En una noche de farra de finales de los setenta, saliendo de un antro de madrugada alguien nos invitó a su casa para recibir el amanecer. Era en una buhardilla de un edificio aristocrático por el Madrid de los Austria cercano al Palacio Real. Tantos éramos, que lo que pesamos iba a ser el camarote de los hermanos Marx era un espléndido ático resuelto en interiorismo de loft mediante la unión de todas las zonas abuhardilladas del inmueble. La decoración se ajustaba al concepto minimalista, con muchos muebles de diseño de alta factura italiana y cuadros de la mejor vanguardia del momento. No obstante, lo que llamó mi atención fue la biblioteca de la casa, que era pródiga en títulos pero como se verá inexistentes, y la peculiaridad de que todas las obras encuadernadas en piel (calculando más de mil), combinando tomos en negro con rojos, en el lomo sólo aparecía un número sin atisbo alguno de título. Ante tanta racionalidad y elegancia en cuanto a la decoración por el anfitrión, extrañaba que la librería y sus volúmenes fuese una argucia decorativa. Efectivamente no lo era, y en cada tomo habitaba una obra y todas las que abrí, con coctelería de olor a tinta, papel y humedad de tiempo, de la mejor literatura, eso sí, en francés e ingles la mayoría de las que consulté y en ediciones, muchas de ellas del siglo XIX y otras como el Cuarteto de Durrell de avanzado el XX.

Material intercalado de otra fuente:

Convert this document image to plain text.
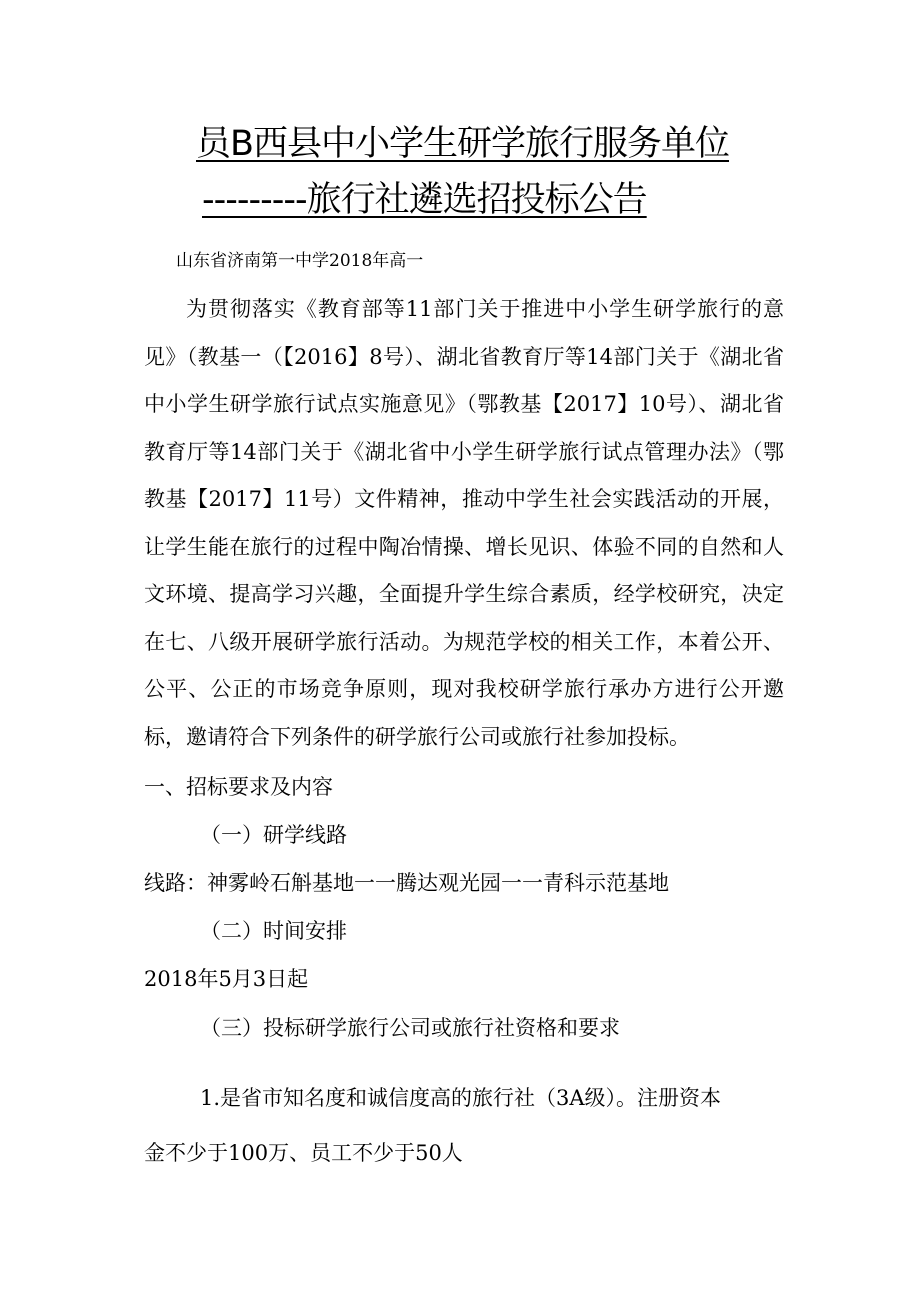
员B西县中小学生研学旅行服务单位
---------旅行社遴选招投标公告
山东省济南第一中学2018年高一

为贯彻落实《教育部等11部门关于推进中小学生研学旅行的意见》（教基一（【2016】8号）、湖北省教育厅等14部门关于《湖北省中小学生研学旅行试点实施意见》（鄂教基【2017】10号）、湖北省教育厅等14部门关于《湖北省中小学生研学旅行试点管理办法》（鄂教基【2017】11号）文件精神，推动中学生社会实践活动的开展，让学生能在旅行的过程中陶冶情操、增长见识、体验不同的自然和人文环境、提高学习兴趣，全面提升学生综合素质，经学校研究，决定在七、八级开展研学旅行活动。为规范学校的相关工作，本着公开、公平、公正的市场竞争原则，现对我校研学旅行承办方进行公开邀标，邀请符合下列条件的研学旅行公司或旅行社参加投标。

一、招标要求及内容
（一）研学线路
线路：神雾岭石斛基地一一腾达观光园一一青科示范基地
（二）时间安排
2018年5月3日起
（三）投标研学旅行公司或旅行社资格和要求
1.是省市知名度和诚信度高的旅行社（3A级）。注册资本
金不少于100万、员工不少于50人
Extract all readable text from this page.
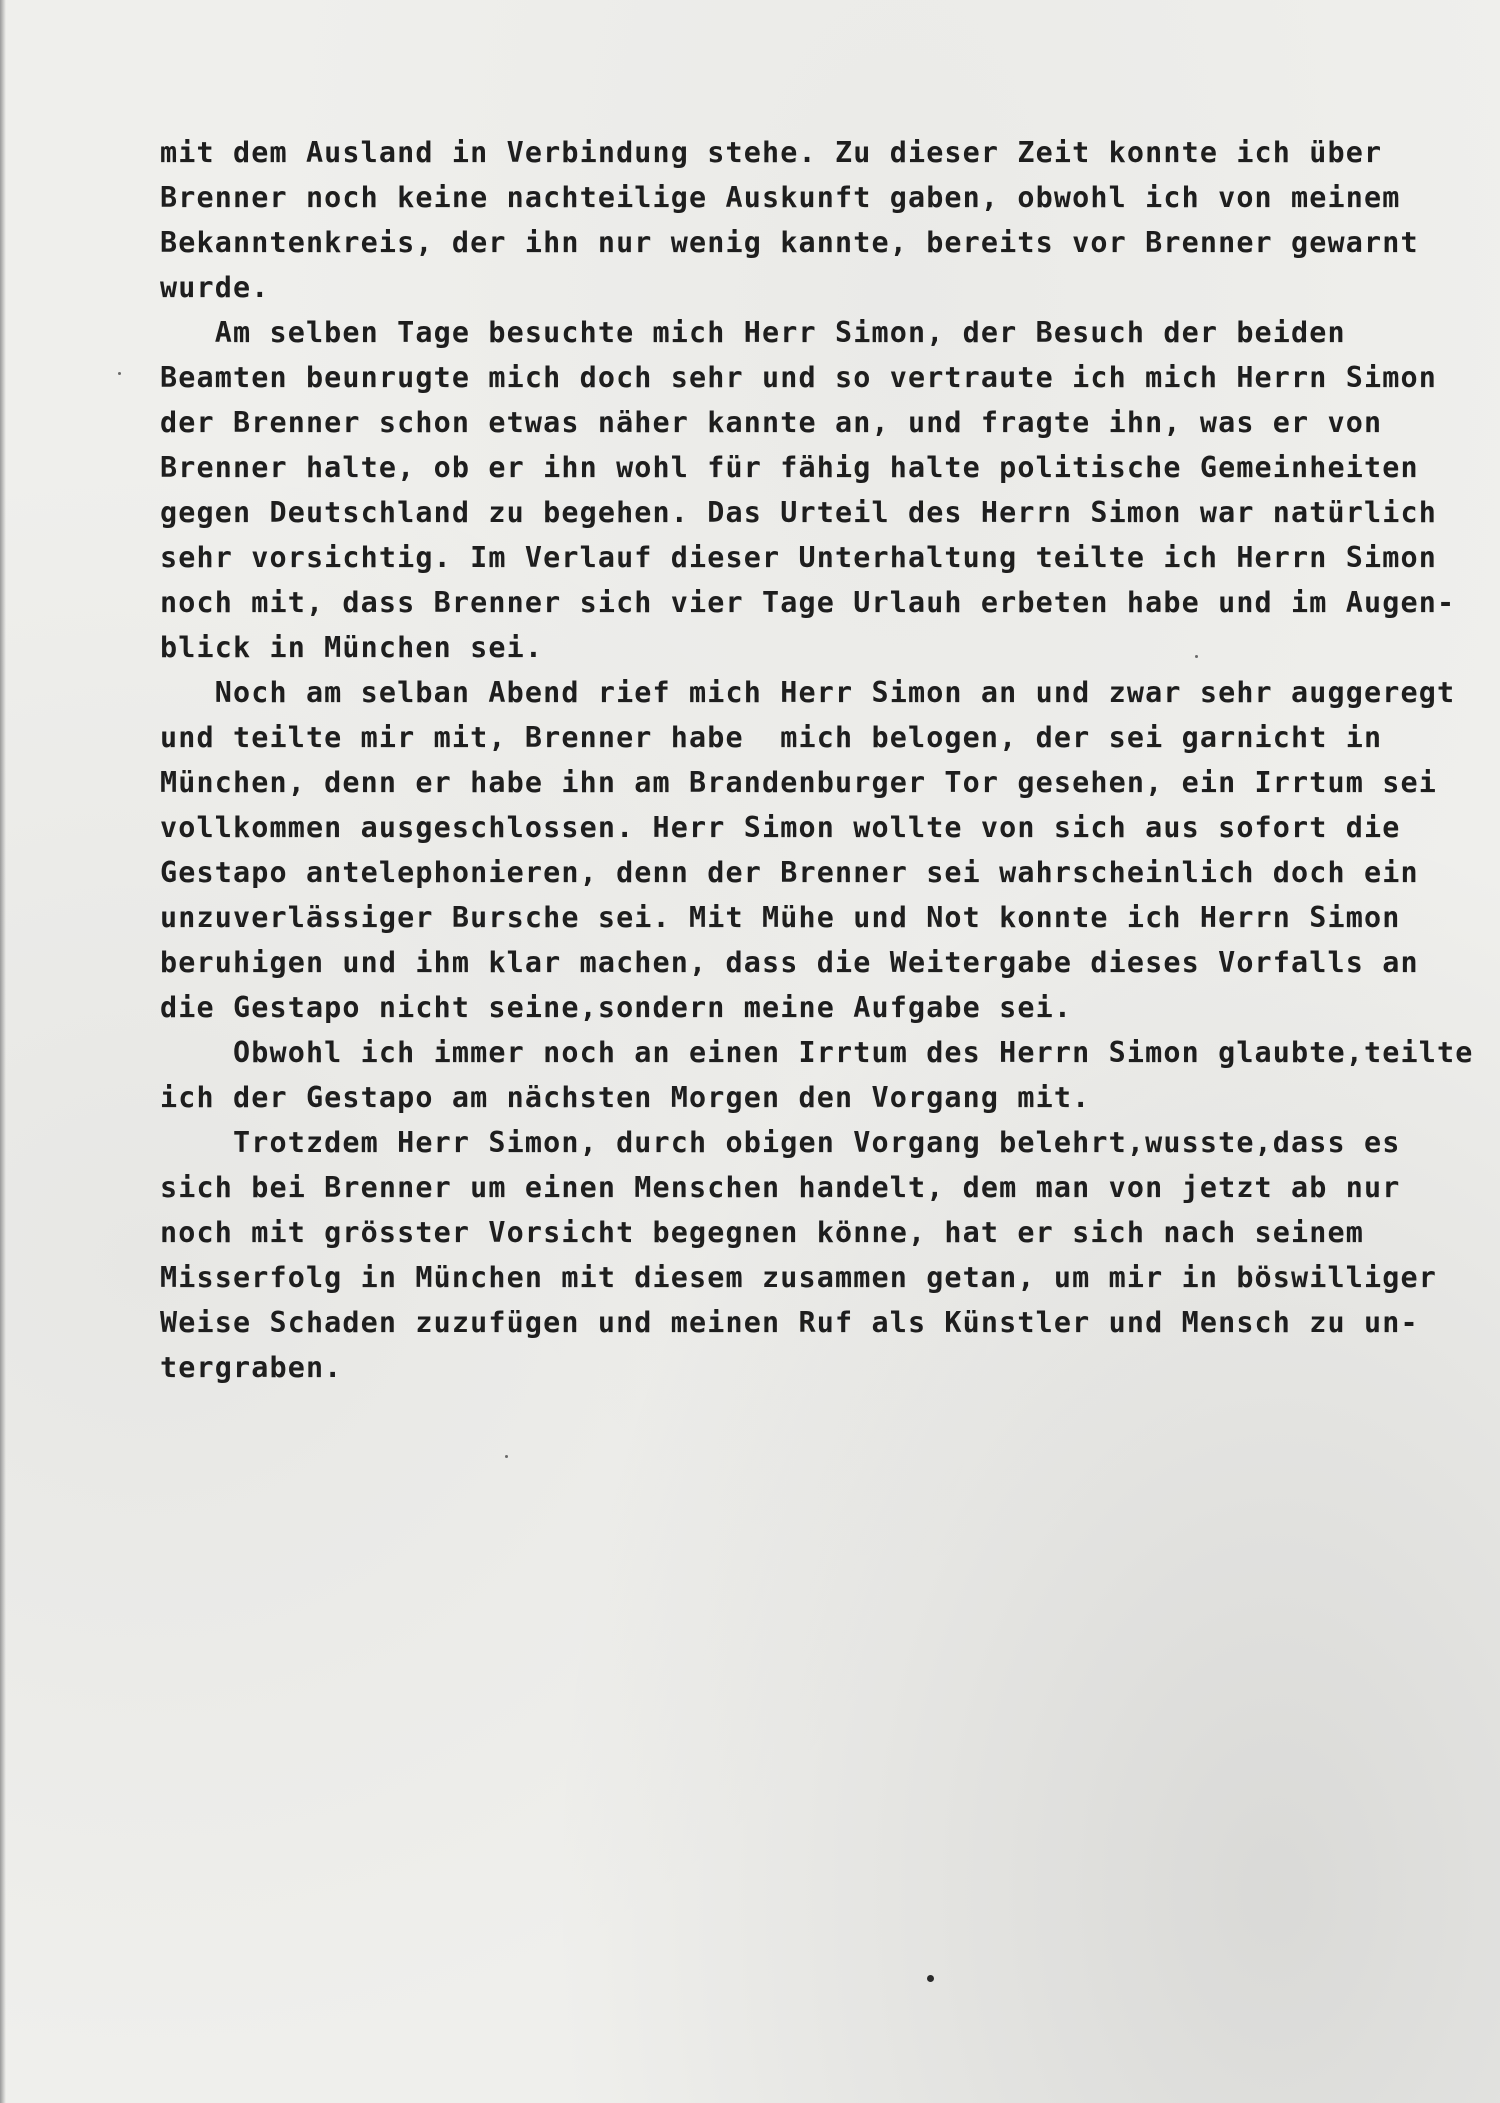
mit dem Ausland in Verbindung stehe. Zu dieser Zeit konnte ich über
Brenner noch keine nachteilige Auskunft gaben, obwohl ich von meinem
Bekanntenkreis, der ihn nur wenig kannte, bereits vor Brenner gewarnt
wurde.
Am selben Tage besuchte mich Herr Simon, der Besuch der beiden
Beamten beunrugte mich doch sehr und so vertraute ich mich Herrn Simon
der Brenner schon etwas näher kannte an, und fragte ihn, was er von
Brenner halte, ob er ihn wohl für fähig halte politische Gemeinheiten
gegen Deutschland zu begehen. Das Urteil des Herrn Simon war natürlich
sehr vorsichtig. Im Verlauf dieser Unterhaltung teilte ich Herrn Simon
noch mit, dass Brenner sich vier Tage Urlauh erbeten habe und im Augen-
blick in München sei.
Noch am selban Abend rief mich Herr Simon an und zwar sehr auggeregt
und teilte mir mit, Brenner habe  mich belogen, der sei garnicht in
München, denn er habe ihn am Brandenburger Tor gesehen, ein Irrtum sei
vollkommen ausgeschlossen. Herr Simon wollte von sich aus sofort die
Gestapo antelephonieren, denn der Brenner sei wahrscheinlich doch ein
unzuverlässiger Bursche sei. Mit Mühe und Not konnte ich Herrn Simon
beruhigen und ihm klar machen, dass die Weitergabe dieses Vorfalls an
die Gestapo nicht seine,sondern meine Aufgabe sei.
Obwohl ich immer noch an einen Irrtum des Herrn Simon glaubte,teilte
ich der Gestapo am nächsten Morgen den Vorgang mit.
Trotzdem Herr Simon, durch obigen Vorgang belehrt,wusste,dass es
sich bei Brenner um einen Menschen handelt, dem man von jetzt ab nur
noch mit grösster Vorsicht begegnen könne, hat er sich nach seinem
Misserfolg in München mit diesem zusammen getan, um mir in böswilliger
Weise Schaden zuzufügen und meinen Ruf als Künstler und Mensch zu un-
tergraben.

Tras tantos años, de aquella noche, recuerdo la sensación de abismo ante el vacío que me provocó, pese ya digo a su apabullante elegancia, la disposición numérica de aquellos libros revestidos de anonimato; la extrañeza que incomodaba la falta de brújula que guiara la búsqueda de un autor o título concreto y sobre todo la cosificación de toda aquella genialidad reducida a fría cifra como único marbete, en cierto modo sarcástico, de identificación.
No recuerdo cómo acabo la noche, acaso tampoco fuese gloriosa como no lo es la costumbre, ni tan siquiera le pongo cara al anfitrión; pues no lo volví a ver más en aquel arrebato que entonces era la saturnalia de Madrid, y mucho menos regresé a esa casa; pero sí ese malestar producido ante aquel reduccionismo de la vida, en este caso de la obra literaria a número. Con el tiempo he intentado buscar alguna explicación o coartada al vacío de remite en aquellos tomos, desde el azar en lo electivo hasta jugar con el factor sorpresa al momento de emprender una lectura en lector algo enrevesado o ¿era un esnobismo que contaba para identificarlos con un archivo esclarecedor, sólo abierto al propietario, a aquel damero en rojo y negro que podría ser homenaje a la obra de Stendhal? En cualquier caso, el capricho arbitrario o no, la rareza exquisita o sofisticada o idiota de su propietario.
Pero todo esto viene a cuento de que en estos días, estos meses, este año huérfanos de cualquier brújula que nos indique salida o camino de la misma, el recuerdo de esa biblioteca singular ha vuelto y con ella la sensación de inanidad en el sentido de ser cifra en la hilera de expedientes de una administración reducida a listado de sanos, enfermos, muertos escritos en la pantalla sobre la luz aséptica de los ordenadores. La única veracidad de esta situación es que somos el porcentaje de una contabilidad en un programa de ordenador, un objeto más en el decorado de aquella librería como lomo sin nombre que recuerda el tatuaje infamante en la piel de aquellas víctimas de los campos de esclavos o, más reciente, en aquellas naves de carne humana de los totalitarismos del siglo pasado. Somos gleba renacida.
Imaginen una librería con el lomo de sus tomos sin cualquier descripción y sentirán el sabor de la nada y, si miramos para adentro, un relato desasosegante como atmósfera de las novelas de Patricia Highsmith a quien ahora releo en estas nocturnidades que nada tienen de aquellas otras de las cuevas y palacios a los que fui.